El fútbol nos da lecciones de alta política. Tan importante como perder es saber retirarse a tiempo

Álvaro Bermejo
ÁLVARO BERMEJO

Vísperas del Corpus Christi. Alfombras floridas en media España. Ríos de lava estilo Kilauea bajando por las Cortes. Tuve ocasión de verificarlo desde el chalé de mis suegros, aquí, en Madrid. Viven en una colonia del centro en otro tiempo discreta, hoy codiciada por todo el cuché nacional. Un día te cruzas con Aitana Sánchez-Gijón en bicicleta, otro con la sombra de Aute. La infanta Elena se mudó, cuentan que el nuevo ocupa se parece mucho a Richard Gere.

En cualquier caso, la estrella del día era nuestra vecina, la vicepresidenta Soraya Sáenz de Santamaría. Santa Providencia, qué colisión de Audis blindados a la puerta de palacio. A diez horas de la moción de censura, allá se había congregado medio Gobierno.

Crucé una mirada con los secretas nada secretos que mataban las horas comiendo pipas. Ellos desviaron la suya hacia los rostros que iban apareciendo. Caras de entierro, novios de la muerte. La comitiva de Audis sale a escape. ¿Hacia La Moncloa? Era de temer, por su aspecto, que eligieran la ruta de la Almudena, donde el cementerio.

El deceso se confirmó al día siguiente. Cayó Rajoy. El Corpus Christi vuelto Ecce Homo a causa de los escándalos de corrupción que hacían insostenible su Gobierno.
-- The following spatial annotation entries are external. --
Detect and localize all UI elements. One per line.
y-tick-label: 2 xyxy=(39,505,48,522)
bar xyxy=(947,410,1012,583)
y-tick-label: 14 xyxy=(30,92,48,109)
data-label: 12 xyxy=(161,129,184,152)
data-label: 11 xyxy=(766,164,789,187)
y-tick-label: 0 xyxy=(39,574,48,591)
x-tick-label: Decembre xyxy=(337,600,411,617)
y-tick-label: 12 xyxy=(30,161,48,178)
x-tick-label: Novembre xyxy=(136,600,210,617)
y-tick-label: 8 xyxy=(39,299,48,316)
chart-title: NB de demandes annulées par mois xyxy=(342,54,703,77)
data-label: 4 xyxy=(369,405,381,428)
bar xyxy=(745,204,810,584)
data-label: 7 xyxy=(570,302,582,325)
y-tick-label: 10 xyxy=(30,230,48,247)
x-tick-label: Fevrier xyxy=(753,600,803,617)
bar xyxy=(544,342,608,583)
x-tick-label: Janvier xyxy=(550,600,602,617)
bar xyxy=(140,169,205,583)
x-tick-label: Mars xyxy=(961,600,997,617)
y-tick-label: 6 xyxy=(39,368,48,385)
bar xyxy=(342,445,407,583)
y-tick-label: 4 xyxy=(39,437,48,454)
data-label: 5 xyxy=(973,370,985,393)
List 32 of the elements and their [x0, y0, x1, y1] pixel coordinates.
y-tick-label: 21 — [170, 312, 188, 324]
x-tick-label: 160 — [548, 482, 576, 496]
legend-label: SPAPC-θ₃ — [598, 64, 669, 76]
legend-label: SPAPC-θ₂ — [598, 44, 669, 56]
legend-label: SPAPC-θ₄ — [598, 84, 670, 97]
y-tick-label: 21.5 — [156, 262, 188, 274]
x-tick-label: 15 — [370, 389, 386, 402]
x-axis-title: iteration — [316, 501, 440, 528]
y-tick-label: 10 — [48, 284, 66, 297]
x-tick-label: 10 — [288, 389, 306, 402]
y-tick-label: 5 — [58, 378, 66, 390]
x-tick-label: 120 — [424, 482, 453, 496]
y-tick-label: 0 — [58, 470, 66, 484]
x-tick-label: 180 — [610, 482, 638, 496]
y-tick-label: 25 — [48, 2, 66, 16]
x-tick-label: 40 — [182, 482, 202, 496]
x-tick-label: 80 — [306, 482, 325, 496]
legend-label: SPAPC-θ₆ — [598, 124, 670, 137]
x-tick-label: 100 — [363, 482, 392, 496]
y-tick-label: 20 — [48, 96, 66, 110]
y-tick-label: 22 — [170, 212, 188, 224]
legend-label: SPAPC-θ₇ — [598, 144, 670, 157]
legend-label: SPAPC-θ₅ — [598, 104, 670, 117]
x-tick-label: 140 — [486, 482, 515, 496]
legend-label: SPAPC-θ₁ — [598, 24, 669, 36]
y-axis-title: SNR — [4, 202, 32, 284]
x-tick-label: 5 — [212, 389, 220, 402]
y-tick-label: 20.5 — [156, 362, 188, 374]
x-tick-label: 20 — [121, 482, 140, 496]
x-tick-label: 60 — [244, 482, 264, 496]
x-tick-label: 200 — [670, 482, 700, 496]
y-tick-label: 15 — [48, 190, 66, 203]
El camarada Sánchez se dispone a subir a los cielos. Sostenido por las rectas conciencias de Podemos. Por los soberanistas que coronan neonazis catalanes. Todos sacando pecho, como los Incorruptibles de Eliot Ness.

En eso una dimisión se solapa con otra. Zinedine Zidane, el de las tres Champions consecutivas, dice que se va. Y lo hace a su manera, sin perder la sonrisa, sin levantar la voz. «Para que este equipo siga ganando es necesario un cambio». Se puede ser más locuaz pero no más elegante. Un patriota del Real Madrid, nacido en Marsella. Vuelvo a cambiar de canal. Veo el rostro de Rajoy, el de Sánchez, el de Iglesias. ¿Tendremos algún día un presidente de Gobierno a la altura de Zizou?

A veces el fútbol nos sirve lecciones de alta política. Hay quien hasta perdiendo gana. Porque tan importante como saber perder es saber retirarse a tiempo. Rajoy sale con tarjeta roja. Entra Sánchez como titular, pero con medio equipo a la contra. ¿No es esto como dejar el país en las manos del portero del Liverpool?

Vuelvo al lugar del crimen. Lucre, mi garganta profunda -noventa años controlando la colonia-, sube con su carrito por la acera de Soraya. ¿De qué hablaban los polis a la puerta?, le pregunto. Están muy afectados -me responde-.

Lo de Zidane les ha partido el alma.